Lara sendiri pernah memergoki kebersamaan dua sejoli itu. Lara yang hanya ibu rumah tangga, saat itu percaya saja saat Rendra berpamitan akan tugas ke luar kota. Nyatanya saat Lara pergi ke mall melihat Rendra sedang bergandengan mesra dengan perempuan lain di mall itu.
Lara menyuruh orang kepercayaannya untuk menyelidiki hubungan Rendra dengan Sania. Apakah memang masih bersama atau saat itu hanya nostalgia sesaat. Namun hasilnya sangat menyakitkan. Rendra tidak pernah putus dari Sania. Rendra juga sering menginap di rumah Sania.
Lara semakin depresi. Ayah Lara mengantarnya pada seorang Psikiater agar lebih tepat penanganannya.
"Ini memang salah satu efek jangka panjang dari donor hati. Saya harap semua orang terdekatnya bisa mendukung kesembuhannya. Terutama suaminya. Akan lebih baik suaminya ikut berperan."
"Iya, nanti saya akan bicarakan dengan suaminya dok."
"Saya kasih obat jalan yha. Jangan lupa untuk diminum."
Di tempat lain Rendra sibuk menyakinkan Sania bahwa rasa cintanya untuk Sania tidak pernah berubah. Hamilnya Lara adalah sebuah kecelakaan. Dia hanya sekali menyentuh Lara dan itu berakibat Lara hamil saat ini.
Untuk membuat Sania yakin, Rendra menikahi sirih Sania. Ia tidak ingin kehilangan Sania tapi juga terlalu sulit untuk melepas Lara. Lara sedang hamil. Papa Rendra juga sangat menyayangi Lara bahkan melebihi sayangnya pada Rendra. Mungkin saja karena ada ada sebagian hati Lara yang tertanam di dalam tubuhnya.
Kalau Rendra nekat menceraikan Lara saat ini, terlalu besar konsekuensinya. Lebih baik ia menikahi Sania diam-diam dulu.
Flashback off
"Sania, ayo makan dulu sayang."
Sania masih diam meringkuk membelakangi Rendra di ranjangnya. Dia menyesalkan sikapnya saat muda. Bagaimana dia bisa menjadi perempuan semudah itu. Menyakiti perempuan lain yang begitu banyak berkorban untuk Rendra.Rendra duduk di sisi ranjang. Memegang nampan berisi makanan untuk Sania. Sania masih belum makan sejak kejadian malam kemarin.
Diusia muda Lara sudah berani mendonorkan hatinya untuk papa Rendra. Saat itu Sania pun tidak berani melakukannya. Lara berani berkorban untuk cinta pertamanya, Rendra.
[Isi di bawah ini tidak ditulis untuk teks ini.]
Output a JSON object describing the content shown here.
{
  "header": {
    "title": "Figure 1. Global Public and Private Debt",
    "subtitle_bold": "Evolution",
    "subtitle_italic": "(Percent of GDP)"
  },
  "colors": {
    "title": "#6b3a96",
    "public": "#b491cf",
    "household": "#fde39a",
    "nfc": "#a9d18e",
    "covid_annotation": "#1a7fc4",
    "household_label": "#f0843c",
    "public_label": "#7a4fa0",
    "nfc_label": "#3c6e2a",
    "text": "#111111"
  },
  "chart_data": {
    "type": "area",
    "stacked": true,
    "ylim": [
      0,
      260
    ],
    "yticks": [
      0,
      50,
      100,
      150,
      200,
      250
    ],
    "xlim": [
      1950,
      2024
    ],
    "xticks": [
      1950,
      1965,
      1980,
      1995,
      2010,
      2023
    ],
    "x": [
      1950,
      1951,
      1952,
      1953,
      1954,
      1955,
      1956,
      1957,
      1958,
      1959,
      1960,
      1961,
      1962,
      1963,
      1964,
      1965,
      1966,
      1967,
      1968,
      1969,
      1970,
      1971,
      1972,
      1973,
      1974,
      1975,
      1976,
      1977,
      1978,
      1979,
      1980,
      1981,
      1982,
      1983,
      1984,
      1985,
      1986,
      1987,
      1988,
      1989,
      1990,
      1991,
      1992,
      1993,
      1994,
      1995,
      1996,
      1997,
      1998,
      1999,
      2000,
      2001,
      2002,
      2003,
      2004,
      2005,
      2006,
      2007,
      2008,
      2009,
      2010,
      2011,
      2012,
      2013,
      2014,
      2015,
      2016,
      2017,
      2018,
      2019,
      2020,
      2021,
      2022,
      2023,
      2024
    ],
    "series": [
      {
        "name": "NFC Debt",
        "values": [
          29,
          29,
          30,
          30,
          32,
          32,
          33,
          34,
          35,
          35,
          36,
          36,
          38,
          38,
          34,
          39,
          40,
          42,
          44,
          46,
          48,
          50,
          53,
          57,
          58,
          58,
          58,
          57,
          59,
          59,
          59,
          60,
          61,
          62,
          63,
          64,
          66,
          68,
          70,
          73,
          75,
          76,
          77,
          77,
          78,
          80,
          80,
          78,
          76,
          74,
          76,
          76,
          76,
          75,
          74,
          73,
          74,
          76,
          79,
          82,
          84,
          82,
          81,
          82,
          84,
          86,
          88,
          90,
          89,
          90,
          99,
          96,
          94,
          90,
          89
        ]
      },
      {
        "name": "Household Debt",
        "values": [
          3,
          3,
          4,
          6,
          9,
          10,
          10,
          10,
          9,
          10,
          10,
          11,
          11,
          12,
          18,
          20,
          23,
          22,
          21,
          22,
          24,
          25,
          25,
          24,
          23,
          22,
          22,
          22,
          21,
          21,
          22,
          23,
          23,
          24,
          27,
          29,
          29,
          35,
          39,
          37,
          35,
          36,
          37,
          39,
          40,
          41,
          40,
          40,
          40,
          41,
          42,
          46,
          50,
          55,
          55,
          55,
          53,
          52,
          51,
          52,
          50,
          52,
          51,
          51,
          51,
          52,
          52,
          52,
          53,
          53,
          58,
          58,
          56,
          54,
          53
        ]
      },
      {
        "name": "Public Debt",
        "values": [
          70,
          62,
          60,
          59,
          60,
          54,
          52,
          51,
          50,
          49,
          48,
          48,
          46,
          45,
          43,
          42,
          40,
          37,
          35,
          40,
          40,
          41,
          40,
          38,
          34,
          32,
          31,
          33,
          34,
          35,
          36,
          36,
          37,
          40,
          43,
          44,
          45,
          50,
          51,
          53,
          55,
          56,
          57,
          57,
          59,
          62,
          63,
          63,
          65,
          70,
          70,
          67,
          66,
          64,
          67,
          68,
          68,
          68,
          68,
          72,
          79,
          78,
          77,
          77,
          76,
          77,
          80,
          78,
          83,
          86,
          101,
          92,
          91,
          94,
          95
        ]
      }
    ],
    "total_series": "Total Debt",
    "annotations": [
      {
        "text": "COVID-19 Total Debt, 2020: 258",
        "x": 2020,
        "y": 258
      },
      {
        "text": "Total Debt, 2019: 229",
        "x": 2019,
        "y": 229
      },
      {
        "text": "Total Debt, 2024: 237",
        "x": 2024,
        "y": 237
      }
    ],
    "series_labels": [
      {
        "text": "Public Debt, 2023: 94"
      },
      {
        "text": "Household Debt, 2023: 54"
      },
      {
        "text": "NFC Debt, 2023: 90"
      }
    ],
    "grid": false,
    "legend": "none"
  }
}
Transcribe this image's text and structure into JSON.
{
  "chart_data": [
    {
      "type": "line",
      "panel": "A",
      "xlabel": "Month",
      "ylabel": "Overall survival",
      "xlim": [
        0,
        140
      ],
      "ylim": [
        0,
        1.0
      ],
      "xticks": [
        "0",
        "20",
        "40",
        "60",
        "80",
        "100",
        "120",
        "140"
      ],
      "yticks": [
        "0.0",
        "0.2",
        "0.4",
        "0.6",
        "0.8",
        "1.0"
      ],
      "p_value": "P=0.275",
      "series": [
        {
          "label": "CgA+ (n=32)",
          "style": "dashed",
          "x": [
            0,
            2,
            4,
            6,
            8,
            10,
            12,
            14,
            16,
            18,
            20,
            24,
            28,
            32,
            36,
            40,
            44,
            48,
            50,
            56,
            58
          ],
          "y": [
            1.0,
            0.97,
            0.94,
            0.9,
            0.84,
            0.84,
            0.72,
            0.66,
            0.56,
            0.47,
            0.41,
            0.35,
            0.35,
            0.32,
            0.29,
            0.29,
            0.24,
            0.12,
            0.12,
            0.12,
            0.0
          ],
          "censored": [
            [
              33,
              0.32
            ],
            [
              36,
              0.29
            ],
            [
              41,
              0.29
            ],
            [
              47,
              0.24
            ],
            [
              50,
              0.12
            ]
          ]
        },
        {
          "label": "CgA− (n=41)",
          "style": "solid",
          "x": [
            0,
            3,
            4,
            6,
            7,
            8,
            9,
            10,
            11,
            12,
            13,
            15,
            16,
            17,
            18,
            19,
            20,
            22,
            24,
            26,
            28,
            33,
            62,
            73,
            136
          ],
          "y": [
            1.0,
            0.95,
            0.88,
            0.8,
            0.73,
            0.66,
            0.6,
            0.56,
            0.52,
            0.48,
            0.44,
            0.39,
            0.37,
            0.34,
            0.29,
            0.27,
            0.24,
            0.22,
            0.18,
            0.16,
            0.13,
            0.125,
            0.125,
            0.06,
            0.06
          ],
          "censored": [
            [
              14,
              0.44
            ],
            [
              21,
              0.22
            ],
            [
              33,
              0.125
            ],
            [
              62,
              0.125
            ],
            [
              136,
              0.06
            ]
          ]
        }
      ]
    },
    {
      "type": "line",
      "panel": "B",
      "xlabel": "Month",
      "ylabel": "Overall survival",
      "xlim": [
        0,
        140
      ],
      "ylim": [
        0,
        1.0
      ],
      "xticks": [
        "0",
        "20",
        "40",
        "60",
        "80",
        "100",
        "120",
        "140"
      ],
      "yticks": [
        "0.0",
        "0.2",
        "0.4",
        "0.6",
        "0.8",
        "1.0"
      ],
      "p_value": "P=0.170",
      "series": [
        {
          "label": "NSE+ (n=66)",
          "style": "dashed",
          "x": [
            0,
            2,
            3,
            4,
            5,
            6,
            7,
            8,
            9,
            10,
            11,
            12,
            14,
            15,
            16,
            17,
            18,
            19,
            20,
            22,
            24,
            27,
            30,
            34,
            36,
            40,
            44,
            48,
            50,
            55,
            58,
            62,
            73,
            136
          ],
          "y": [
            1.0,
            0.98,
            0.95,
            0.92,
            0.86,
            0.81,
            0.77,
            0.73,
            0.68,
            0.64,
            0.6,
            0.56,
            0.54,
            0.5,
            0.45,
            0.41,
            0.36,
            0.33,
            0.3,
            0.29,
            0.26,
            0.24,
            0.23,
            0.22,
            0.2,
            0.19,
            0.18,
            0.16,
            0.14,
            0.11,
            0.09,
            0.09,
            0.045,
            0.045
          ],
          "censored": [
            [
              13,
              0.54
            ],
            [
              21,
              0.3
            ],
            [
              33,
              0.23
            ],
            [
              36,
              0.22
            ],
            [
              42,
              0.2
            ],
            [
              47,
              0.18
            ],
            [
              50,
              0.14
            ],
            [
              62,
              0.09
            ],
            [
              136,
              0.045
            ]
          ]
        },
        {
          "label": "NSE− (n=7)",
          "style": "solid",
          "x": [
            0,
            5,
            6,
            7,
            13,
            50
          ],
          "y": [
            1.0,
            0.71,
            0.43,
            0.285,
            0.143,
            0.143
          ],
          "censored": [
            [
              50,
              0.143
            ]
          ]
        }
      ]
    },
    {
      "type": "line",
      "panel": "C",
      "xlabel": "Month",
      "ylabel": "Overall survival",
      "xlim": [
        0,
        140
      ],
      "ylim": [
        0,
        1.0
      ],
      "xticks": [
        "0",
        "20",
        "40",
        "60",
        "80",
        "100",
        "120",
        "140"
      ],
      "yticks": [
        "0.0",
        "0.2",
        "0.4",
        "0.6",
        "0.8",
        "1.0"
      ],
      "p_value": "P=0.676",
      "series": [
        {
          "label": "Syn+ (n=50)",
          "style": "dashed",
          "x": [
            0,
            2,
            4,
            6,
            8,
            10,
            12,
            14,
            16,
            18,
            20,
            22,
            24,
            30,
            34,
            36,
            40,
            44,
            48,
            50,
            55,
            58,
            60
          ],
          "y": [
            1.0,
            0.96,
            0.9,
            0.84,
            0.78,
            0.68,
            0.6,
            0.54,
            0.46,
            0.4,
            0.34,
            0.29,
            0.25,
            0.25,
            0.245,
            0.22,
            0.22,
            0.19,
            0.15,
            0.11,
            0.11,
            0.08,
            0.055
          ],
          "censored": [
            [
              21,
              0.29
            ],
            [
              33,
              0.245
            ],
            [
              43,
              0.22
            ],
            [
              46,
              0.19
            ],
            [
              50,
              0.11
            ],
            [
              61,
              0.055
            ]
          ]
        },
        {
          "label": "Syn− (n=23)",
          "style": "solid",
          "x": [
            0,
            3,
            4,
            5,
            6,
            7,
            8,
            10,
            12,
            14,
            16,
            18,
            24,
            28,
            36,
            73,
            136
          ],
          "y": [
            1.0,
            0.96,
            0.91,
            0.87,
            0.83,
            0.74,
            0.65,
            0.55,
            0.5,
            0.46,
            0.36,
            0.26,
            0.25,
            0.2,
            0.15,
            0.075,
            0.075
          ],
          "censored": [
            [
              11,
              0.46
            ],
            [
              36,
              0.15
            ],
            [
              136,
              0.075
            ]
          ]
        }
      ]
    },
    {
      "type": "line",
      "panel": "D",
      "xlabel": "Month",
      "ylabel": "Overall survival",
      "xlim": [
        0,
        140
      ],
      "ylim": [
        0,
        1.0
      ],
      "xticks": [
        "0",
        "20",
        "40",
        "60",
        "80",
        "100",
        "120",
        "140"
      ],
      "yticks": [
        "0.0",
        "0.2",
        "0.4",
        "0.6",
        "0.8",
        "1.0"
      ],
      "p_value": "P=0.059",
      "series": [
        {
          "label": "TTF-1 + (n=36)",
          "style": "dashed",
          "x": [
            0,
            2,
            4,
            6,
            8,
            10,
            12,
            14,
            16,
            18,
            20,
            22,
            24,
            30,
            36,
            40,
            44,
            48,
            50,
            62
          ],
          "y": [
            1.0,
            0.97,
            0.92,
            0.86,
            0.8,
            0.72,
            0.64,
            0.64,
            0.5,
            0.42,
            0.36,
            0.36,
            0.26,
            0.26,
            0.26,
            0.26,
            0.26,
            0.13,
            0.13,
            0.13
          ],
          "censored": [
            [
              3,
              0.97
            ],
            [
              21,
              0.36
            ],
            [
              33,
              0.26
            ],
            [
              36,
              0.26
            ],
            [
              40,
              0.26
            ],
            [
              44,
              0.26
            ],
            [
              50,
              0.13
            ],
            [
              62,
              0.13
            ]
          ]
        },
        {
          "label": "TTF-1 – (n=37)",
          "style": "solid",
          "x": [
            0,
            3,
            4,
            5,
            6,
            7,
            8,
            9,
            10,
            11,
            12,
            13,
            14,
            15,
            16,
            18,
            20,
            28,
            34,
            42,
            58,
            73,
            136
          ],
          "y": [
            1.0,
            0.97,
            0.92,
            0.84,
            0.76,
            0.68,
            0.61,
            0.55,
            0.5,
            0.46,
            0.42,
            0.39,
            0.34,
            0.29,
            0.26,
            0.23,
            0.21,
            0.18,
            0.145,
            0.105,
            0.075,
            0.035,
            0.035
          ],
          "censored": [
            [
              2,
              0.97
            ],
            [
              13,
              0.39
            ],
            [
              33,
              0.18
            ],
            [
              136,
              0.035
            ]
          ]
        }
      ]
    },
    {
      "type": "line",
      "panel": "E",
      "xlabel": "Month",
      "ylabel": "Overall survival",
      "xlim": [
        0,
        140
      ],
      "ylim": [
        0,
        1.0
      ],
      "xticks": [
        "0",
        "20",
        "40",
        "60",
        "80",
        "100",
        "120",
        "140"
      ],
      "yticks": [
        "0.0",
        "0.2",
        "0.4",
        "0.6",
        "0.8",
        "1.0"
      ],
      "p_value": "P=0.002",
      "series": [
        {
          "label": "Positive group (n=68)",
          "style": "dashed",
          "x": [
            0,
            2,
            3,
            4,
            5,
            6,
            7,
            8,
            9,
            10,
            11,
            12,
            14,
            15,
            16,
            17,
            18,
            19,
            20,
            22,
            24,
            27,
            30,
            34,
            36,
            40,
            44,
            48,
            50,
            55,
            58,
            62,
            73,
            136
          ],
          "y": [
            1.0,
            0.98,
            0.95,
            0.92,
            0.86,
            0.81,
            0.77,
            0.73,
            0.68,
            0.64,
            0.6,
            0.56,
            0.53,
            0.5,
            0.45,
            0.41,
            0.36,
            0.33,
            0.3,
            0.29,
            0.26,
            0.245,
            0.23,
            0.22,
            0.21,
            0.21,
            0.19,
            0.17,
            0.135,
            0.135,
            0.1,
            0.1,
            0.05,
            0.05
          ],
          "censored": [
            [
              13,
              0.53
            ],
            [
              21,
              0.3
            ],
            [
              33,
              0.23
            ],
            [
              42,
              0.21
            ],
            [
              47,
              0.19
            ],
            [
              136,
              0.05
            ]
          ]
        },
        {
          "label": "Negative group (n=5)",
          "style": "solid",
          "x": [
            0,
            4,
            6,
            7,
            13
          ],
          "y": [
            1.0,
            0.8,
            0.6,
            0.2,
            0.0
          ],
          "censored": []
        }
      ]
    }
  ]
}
Lara tidak tega kalau cinta pertamanya harus bersedih karena kehilangan papanya. Rendra hanya punya papa sejak kecil. Mamanya meninggal saat melahirkan Rendra.
Lara tentu saja bisa merasakan perasaan Rendra karena Lara juga sudah ditinggal bunda saat ia berusia sepuluh. Bunda Lara meninggal karena kangker payudara.
"Sayang, jangan diam aja. Ini bukan salah kamu. Aku yang salah. Aku gak bisa tegas saat itu." Rendra meletakkan nampannya di meja. Kemudian mengusap kepala Sania dengan sayang.
"Kenapa aku bisa sejahat itu Ren? Lara sudah banyak berkorban buat kamu." Sania luruh. Air matanya kembali turun.
"Enggak sayang." Rendra memberikan kecupan lembut di rambut Sania.
"Bahkan aku yang meminta kamu untuk tetap disampingku saat kamu sudah menikahi Lara. Aku jagat banget Ren."
"Enggak sayang. Kamu ibu dan istri yang baik."
"Nania tumbuh tanpa kamu, Ren. Itu karena aku selalu marah ke kamu kalau kamu kalau kamu bersama mereka. Padahal Nania juga butuh kamu. Kamu juga diusir sama keluarga kamu karena lebih memilih aku. Kamu jadi gak punya keluarga karena aku." Suara tangis Sania semakin keras. Ia meronta menahan penyesalan.
Sasa yang berdiri didepan kamar orang tuanya mendengar semua pengakuan mamanya. Mamanya yang dianggap baik dan lembut selama ini ternyata memiliki rahasia besar. Pertanyaan besar Sasa selama ini terjawab. Alasan kenapa papanya tidak pernah mengenalkan Sasa dan Lano dengan keluarganya.
"Mama, kenapa begini mah."
Ini sangat mengecewakan. Mamanya merebut papanya dari tante Lara? Lalu kak Nania juga tumbuh tanpa sosok papa juga karena mamanya? Bagaimana bisa mamanya menjadi wanita seegois itu.
Sasa berjalan cepat menuju kamarnya, berganti baju dan mengambil tasnya untuk segera keluar. Sasa ingin cepat menemui Nania. Ingin meminta maaf atas kesedihan Nania selama ini.
Dia menaiki taksi dan menju rumah Nania. Sasa tahu pasti dimana rumah Nania. Papanya sering mengajak ke rumah kak Nania meskipun hanya memarkirkan mobilnya didepan rumah kak Nania tanpa mau masuk dan menemui kak Nania.
"Kak Nania, maaf kak, maaf, maaf." Begitu guman Sasa saat masih do taksi.
Papanya suka sekali memperhatikan kak Nania yang membaca buku di gazebo taman depan. Nania punya hobi membaca. Membaca apapun buku bertemakan financial yang berat keluaran Oxford sampai novel receh dari penulis amatir.
Mungkin saat itu papanya sedang kangen kak Nania tapi tidak mampu untuk menemui secara langsung.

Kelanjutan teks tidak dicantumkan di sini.